I'll try to do a more thorough review when I read it more thoroughly but I have a couple things I can relate after a single read-through.
I love, really *love*, the mid-sized story format. IMO, full book adventures often get more detailed than they need to be because of inevitable GM customization, and thus material gets unused. On the other end of the spectrum, I've seen SR books with very short story seeds that are great if you have time to develop them but really don't provide enough material. The format in AU is just right. The format gives me, as a GM, just about the right amount of material to let me fill in the gaps and customize it to my PCs but without making me do all the heavy lifting.
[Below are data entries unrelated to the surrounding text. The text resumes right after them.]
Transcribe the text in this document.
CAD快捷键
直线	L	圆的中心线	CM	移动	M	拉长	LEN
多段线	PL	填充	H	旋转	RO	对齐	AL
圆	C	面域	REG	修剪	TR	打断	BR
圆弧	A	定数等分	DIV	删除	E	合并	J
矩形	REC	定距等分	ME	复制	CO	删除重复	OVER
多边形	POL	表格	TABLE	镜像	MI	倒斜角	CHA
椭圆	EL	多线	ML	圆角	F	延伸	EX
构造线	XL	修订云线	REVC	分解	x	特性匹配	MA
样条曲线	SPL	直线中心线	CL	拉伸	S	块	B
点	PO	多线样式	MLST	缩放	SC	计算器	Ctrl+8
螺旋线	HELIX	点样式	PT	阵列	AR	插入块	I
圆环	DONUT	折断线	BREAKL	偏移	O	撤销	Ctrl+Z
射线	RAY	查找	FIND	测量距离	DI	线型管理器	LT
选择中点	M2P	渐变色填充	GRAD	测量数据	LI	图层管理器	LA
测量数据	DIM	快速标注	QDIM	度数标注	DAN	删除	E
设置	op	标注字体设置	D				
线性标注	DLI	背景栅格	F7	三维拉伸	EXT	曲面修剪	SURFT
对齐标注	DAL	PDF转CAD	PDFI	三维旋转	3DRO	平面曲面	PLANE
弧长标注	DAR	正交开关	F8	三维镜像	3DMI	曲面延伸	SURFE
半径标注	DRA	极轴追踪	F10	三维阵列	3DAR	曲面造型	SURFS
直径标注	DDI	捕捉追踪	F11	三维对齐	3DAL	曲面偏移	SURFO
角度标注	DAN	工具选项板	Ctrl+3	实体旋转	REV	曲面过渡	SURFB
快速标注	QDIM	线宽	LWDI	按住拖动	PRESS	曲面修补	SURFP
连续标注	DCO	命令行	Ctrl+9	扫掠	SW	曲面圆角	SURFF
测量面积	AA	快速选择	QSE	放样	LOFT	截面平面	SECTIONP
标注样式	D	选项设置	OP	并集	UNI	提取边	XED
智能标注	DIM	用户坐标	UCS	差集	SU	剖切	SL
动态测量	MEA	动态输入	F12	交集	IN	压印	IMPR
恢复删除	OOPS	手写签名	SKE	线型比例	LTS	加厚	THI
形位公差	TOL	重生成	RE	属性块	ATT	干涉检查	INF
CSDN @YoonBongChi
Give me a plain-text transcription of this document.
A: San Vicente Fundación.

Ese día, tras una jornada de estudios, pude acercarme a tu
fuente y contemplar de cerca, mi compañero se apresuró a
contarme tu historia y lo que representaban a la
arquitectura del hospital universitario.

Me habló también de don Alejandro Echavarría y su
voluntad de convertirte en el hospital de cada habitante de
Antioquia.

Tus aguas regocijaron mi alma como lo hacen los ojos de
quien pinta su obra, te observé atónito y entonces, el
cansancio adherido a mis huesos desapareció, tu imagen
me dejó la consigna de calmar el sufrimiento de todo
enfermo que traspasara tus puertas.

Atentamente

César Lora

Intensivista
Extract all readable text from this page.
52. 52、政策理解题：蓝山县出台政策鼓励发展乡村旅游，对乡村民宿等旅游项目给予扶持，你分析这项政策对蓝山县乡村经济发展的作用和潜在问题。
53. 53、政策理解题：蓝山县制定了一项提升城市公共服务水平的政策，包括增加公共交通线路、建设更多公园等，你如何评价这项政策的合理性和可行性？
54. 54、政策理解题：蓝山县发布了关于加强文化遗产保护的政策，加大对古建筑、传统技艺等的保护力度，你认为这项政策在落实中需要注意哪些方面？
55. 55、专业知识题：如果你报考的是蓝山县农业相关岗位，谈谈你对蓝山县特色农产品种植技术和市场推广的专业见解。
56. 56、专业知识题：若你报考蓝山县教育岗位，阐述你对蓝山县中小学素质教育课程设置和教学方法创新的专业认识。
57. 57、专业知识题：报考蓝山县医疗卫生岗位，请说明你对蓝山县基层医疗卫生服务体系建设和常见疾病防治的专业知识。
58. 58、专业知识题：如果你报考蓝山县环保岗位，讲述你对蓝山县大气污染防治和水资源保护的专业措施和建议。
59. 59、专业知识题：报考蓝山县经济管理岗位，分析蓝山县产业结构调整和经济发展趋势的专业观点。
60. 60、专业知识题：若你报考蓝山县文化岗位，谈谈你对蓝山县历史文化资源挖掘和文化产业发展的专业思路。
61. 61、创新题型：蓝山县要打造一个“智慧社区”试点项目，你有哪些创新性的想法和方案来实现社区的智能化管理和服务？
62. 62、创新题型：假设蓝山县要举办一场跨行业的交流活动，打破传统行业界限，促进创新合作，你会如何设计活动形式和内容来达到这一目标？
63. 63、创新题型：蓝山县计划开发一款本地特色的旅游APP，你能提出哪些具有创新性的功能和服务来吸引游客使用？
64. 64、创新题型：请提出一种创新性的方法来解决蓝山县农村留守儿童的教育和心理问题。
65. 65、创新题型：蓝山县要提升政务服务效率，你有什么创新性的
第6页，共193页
As dramatic and potentially metaplot-altering as the Praxis section is, it is extremely unsatisfactory to me compared with what I know about the original direction this story was heading in the unfinished Harlequin's Gambit adventure.
The idea of the PCs running around using the artifacts to unlock caches of knowledge and goodies from the 4th Age in a big game of chal'han between Jane Foster and Sheila what's-her-name from the Atlantean Foundation is, frankly, awesome. Also, unlike Praxis, the PCs actually get to participate in the big events. This is not to say that the mid-size adventures in AU aren't interesting and fun; many of them are. It's just that they seem like sideshows to the main event and the main event has no room for PCs to be involved. There is no satisfactory culmination for the players who have played through the entire DotA series, no sense of climax after the long build-up of gathering all the artifacts. They just separate and the PCs are left chasing some second-order unintended consequences of the artifact chase.
The other problem (for my definition of problem) with the AU adventures is that most of them proceed from the premise of the artifacts "not wanting to be together," which I think is a pretty much crap idea. Sadly, my group won't be running through much, if any, of AU because I'm definitely going to use the HG draft as a basis for a capstone adventure for my campaign.
I know this post won't be terribly helpful to the individual authors of the mini-adventures, as it addresses big picture issues none of the authors likely had much say over. Still, I think it needed to be said and I'll read the adventures more carefully in the near future to give better feedback on those.